Because humans will not survive once our companion species have gone. (Ref) And that’s not even mentioning the inherent beauty of these creatures and their lives… CCC plans to shift back to using glyphosphate to spray the verges and keep the place tidy.
We say: Don’t do it! Review your spray programme and massively reduce it. Save money and protect the health of CCC workers and the public by using far less spray. Let the verges get weedy. There’s absolutely no reason to spray round trees and shrubs – just mow round them. Have a policy that assumes weeds will be left unless there’s a compelling reason to remove them, and have a policy to remove by other means than herbicide unless a compelling reason to use it.
And when the Red Zone is CCC- managed, CCC has a huge opportunity to bring back insect habitat by getting rid of the forlorn dead-zones surrounding every constantly sprayed tree and shrub right now (check Red Zone status). It’s being done elsewhere – many UK councils now deliberately leave verges and public reserves weedy and unsprayed (refs). It means a shift in CCC Parks’ mind-set.
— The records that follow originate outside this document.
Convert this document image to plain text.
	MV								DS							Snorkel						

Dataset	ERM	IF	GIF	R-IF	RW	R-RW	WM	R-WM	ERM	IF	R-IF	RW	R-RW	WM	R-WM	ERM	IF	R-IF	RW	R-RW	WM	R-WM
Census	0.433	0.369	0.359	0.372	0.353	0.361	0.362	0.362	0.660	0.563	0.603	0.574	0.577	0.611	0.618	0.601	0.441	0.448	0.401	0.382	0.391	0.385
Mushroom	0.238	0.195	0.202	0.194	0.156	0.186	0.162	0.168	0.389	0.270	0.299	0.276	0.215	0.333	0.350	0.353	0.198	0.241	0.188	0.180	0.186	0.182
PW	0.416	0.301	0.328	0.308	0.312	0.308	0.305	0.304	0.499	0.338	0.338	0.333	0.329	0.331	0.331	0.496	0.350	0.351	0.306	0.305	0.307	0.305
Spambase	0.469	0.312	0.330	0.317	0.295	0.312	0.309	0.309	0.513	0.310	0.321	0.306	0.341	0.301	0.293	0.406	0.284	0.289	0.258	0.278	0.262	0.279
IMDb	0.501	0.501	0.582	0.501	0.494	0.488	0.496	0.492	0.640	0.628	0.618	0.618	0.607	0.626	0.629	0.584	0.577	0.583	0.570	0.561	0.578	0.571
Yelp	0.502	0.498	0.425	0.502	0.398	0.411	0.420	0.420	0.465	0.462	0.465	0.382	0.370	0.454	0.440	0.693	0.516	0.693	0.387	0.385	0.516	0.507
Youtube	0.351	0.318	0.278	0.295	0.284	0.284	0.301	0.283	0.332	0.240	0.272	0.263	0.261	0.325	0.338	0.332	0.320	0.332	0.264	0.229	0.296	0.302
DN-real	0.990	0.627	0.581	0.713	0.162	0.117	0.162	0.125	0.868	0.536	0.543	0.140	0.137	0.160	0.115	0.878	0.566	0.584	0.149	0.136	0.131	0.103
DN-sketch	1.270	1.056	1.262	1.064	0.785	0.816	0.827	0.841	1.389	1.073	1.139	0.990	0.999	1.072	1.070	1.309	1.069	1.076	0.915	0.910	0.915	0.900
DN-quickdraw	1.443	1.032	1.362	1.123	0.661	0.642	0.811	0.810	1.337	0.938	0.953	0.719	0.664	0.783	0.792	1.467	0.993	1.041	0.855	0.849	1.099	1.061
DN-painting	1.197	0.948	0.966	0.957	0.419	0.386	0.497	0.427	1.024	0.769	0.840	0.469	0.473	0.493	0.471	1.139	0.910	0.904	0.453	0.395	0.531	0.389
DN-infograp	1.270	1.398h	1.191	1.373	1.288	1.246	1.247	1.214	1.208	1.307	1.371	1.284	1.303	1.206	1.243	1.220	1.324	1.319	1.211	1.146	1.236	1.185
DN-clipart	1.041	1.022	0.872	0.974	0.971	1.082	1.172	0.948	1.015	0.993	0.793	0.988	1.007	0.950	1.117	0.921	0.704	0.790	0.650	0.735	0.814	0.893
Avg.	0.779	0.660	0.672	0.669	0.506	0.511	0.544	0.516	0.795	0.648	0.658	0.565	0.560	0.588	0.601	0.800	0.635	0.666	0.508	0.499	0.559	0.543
It means CCC educating the public that what you are leaving round those trees, or on that verge is not a messy bunch of weeds, it is a bijou set of apartments for very small fellow citizens. Seriously. Because that IS what they are. If we, along with other species on this planet, are to survive the current climate and ecological crisis, we must rapidly shift our thinking to understand the interweaving of their lives with ours.
Then we will protect them as we protect our own. Plus it should be cheaper. What’s not to like?